The other event of the week that is worth viewing through Austen's sardonic prism is the announcement of new peerages. Despite using Doreen Lawrence as cover, it is clear that this is a largely financial transaction, where donations buy consideration for businessmen and the slavish loyalty of party hacks (and a willingness to do the graveyard shift on Newsnight) is rewarded. As the number of peers in the House of Lords heads towards 800 (there are 650 MPs in the Commons), some observers fear that growth may continue unchecked. This is blamed on the convention of seeking a party-affiliation split that broadly reflects the vote at the last general election, but this is disingenuous. A peerage is nothing more than a means of bypassing democracy and rewarding services rendered. It has become commodified, hence turnover has increased.

The current system is one of pure patronage, with a dash of human interest for the headline writers, and would have been readily understood by Jane Austen and her contemporaries. I've been reading about Austen recently in the context of Vladimir Nabokov's Lectures on Literature. I've now moved on to volume two, his Lectures on Russian Literature, and specifically Nikolai Gogol's Dead Souls, which triggered another topical connection with the news that the dead have been voting en masse in Zimbabwe.

The richer appreciation of politics enabled by art was the theme of an article today by Martin Kettle, lamenting that while Angela Merkel attends the Wagner festival at Bayreuth, "In Britain too many politicians are philistines" and this is "a sign of a failed society and a failed culture". Naturally, he included a gratuitous dig at Lenin along the way (Angela will have been pleased). The idea that Britain is going to the dogs is the sort of nonsense you expect in August from newspaper commentators planning a month in Tuscany or the Dordogne. The caricature of self-satisfied stupidity is eternal and can be found from Aeschylus through Austen to Amis. Gogol's masterpiece is a sustained satire on the Russian flavour, known as poshlost.

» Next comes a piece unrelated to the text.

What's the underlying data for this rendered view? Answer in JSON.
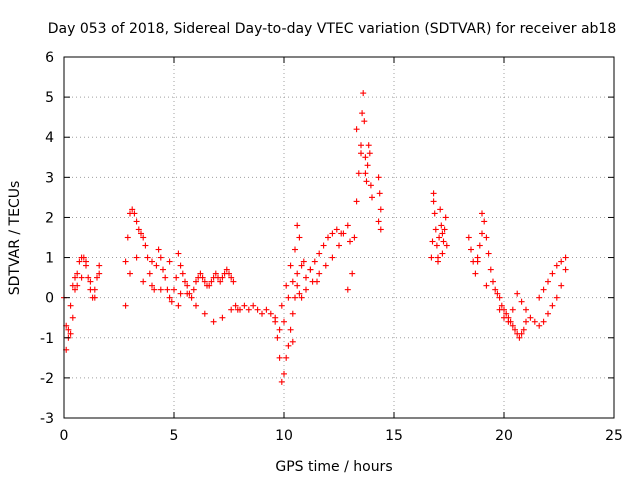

Perhaps Kettle's despair is emerging guilt for his part in pushing the neoliberal hegemony during the Blair years (but then again, perhaps not). The point that Kettle is reluctant to concede is that in a society where the market is the default mechanism, and therefore everything has its price, we should not be surprised if politics becomes transactional. Cursing philistinism, as a stand-in for venality, is a dangerous tactic that can lead to an anti-democratic and elitist misanthropy. Keep doing that and you'll end up in the House of Lords.